Aangezien het in deze procedure een arbeidsovereenkomst voor bepaalde tijd voor meer dan zes maanden betreft, geldt voor de werkgever als werkgever bij het einde van die arbeidsovereenkomst een aanzegplicht ex artikel 7:668 BW. Op grond van die bepaling moet de werkgever de werknemer uiterlijk één maand voordat een arbeidsovereenkomst voor bepaalde tijd van rechtswege eindigt, schriftelijk informeren over het al dan niet voortzetten van de overeenkomst en, bij voortzetting, over de voorwaarden waaronder hij de arbeidsovereenkomst wil voortzetten.
Als de werkgever deze aanzegverplichting in het geheel niet nakomt, is hij aan de werknemer een aanzegvergoeding verschuldigd. Indien de werkgever de aanzegverplichting niet tijdig is nagekomen, is hij de werknemer een vergoeding naar rato verschuldigd.
Informatieplicht
De aanzegverplichting is een op de werkgever rustende informatieplicht. Uit de wetsgeschiedenis volgt dat deze verplichting ertoe dient om werknemers tijdig duidelijkheid te bieden over hun positie. Door uiterlijk één maand voor het verstrijken van de overeengekomen tijd aan te geven of de arbeidsovereenkomst wel of niet verlengd zal worden, kan de werknemer tijdig maatregelen treffen, zoals het op zoek gaan naar ander werk. Aan de inhoud van de aanzegging zijn in de wet geen eisen gesteld. Zo hoeft de werkgever bijvoorbeeld niet te motiveren waarom hij de arbeidsovereenkomst wel of niet verlengt.

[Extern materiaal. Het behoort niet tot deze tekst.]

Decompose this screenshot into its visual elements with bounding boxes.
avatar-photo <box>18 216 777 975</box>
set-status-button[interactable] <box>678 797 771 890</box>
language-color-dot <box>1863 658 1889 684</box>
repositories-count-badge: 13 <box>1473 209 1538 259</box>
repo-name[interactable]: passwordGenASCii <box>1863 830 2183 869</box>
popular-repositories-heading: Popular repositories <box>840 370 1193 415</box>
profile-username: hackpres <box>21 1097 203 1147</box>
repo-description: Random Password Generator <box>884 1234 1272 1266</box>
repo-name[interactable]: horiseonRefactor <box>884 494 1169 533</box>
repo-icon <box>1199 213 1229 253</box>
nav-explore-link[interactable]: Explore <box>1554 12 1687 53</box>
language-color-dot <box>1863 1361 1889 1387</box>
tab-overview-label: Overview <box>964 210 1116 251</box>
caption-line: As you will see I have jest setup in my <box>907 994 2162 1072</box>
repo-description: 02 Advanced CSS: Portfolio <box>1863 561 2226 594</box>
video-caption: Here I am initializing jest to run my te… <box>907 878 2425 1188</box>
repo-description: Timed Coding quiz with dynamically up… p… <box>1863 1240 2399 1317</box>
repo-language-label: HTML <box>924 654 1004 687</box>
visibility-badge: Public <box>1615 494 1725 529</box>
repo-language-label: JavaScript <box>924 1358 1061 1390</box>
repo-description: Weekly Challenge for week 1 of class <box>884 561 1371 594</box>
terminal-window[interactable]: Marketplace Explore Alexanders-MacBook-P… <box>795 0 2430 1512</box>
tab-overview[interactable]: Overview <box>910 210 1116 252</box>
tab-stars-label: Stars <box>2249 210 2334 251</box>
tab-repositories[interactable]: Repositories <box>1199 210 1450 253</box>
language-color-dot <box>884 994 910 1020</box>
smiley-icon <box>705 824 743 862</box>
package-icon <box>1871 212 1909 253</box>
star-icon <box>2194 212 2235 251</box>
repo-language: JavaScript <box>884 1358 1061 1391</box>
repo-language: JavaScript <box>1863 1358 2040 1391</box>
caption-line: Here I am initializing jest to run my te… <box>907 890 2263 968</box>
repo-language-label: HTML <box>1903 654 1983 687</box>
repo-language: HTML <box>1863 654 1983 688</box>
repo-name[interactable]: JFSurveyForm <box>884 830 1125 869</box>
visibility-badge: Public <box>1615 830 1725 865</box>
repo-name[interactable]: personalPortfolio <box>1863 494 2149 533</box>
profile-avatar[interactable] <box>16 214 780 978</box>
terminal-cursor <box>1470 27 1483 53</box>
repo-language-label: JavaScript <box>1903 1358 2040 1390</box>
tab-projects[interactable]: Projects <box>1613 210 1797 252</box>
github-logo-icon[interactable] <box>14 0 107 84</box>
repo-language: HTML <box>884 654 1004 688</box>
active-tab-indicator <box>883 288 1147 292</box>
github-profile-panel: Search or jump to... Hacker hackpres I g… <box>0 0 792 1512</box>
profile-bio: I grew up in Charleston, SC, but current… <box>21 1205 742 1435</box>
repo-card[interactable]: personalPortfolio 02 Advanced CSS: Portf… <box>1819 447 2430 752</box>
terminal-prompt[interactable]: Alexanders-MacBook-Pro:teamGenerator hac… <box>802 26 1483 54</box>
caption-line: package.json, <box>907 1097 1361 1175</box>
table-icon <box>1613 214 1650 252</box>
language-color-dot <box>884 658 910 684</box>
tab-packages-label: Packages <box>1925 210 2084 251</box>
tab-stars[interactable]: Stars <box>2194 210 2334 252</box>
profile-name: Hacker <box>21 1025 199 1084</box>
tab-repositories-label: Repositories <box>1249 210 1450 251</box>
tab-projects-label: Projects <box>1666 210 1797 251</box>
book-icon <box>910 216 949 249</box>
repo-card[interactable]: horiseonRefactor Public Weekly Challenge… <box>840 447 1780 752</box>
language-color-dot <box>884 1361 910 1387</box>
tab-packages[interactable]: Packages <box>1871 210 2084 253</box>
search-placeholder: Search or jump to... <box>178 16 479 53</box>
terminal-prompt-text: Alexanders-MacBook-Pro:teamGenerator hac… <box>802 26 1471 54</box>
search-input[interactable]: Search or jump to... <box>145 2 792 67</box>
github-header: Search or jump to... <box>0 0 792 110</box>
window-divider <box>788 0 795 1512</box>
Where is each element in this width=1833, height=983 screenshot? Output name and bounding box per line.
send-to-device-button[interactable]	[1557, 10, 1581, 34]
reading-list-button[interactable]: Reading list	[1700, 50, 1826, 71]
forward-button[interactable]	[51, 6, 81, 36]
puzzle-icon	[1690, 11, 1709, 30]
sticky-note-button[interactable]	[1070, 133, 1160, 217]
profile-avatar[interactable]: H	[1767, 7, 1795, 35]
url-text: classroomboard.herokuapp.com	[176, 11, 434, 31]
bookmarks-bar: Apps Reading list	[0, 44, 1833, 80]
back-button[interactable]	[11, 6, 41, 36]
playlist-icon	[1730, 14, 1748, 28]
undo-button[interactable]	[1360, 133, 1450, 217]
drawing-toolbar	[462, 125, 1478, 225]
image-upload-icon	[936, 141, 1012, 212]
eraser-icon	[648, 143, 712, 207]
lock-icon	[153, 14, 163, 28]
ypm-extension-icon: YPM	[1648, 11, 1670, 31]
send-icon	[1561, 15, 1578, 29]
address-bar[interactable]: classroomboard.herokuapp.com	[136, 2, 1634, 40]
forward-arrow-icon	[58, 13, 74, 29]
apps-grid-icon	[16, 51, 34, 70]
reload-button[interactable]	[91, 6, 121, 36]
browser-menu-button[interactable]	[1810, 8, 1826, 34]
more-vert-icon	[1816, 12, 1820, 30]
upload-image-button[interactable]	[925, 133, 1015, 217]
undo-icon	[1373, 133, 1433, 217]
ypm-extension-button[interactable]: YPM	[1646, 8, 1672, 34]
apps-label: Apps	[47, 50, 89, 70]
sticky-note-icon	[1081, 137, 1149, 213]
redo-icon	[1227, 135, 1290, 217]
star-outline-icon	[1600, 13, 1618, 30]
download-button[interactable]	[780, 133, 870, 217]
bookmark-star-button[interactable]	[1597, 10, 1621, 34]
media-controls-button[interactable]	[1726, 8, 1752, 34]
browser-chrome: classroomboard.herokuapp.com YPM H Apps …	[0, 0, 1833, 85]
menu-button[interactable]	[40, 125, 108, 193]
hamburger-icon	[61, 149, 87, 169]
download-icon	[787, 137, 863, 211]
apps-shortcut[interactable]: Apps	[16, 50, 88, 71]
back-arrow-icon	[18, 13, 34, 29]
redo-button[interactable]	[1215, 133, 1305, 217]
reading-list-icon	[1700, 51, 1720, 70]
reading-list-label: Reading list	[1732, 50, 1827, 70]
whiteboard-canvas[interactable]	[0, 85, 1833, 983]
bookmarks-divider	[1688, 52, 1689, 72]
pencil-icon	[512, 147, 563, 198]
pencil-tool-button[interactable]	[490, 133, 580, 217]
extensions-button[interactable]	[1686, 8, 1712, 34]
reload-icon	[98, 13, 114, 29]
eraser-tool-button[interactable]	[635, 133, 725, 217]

Aanzegging moet schriftelijk
Wel is nadrukkelijk vereist dat de werkgever de aanzegging schriftelijk doet. De eis van de schriftelijkheid is van dwingend recht en dient als waarborg om discussies achteraf over al dan niet gedane mondelinge toezeggingen of mededelingen, dan wel gemaakte afspraken, te voorkomen. Onder schriftelijkheid kan ook een elektronische kennisgeving/mededeling worden verstaan. Een mondelinge aanzegging volstaat dus niet.
Vast staat dat de arbeidsovereenkomst van rechtswege is geëindigd op 30 september 2021. De werkgever had uiterlijk op 30 augustus 2021 de werkneemster schriftelijk moeten informeren over het al dan niet voortzetten van de arbeidsovereenkomst.
E-mail is duidelijk
De werkneemster erkent dat de werkgever op 25 augustus 2021 tijdens een videogesprek heeft medegedeeld dat de arbeidsovereenkomst aflopende op 30 september 2021 niet verlengd zou worden. Naar aanleiding van dat gesprek heeft de werkgever vervolgens op 27 augustus 2021 per e-mail een zogenoemd ‘stappenplan’ naar de werkneemster gestuurd. De kantonrechter is van oordeel dat de werkgever met die e-mail voldoende duidelijkheid heeft verschaft over het al dan niet eindigen van de arbeidsovereenkomst.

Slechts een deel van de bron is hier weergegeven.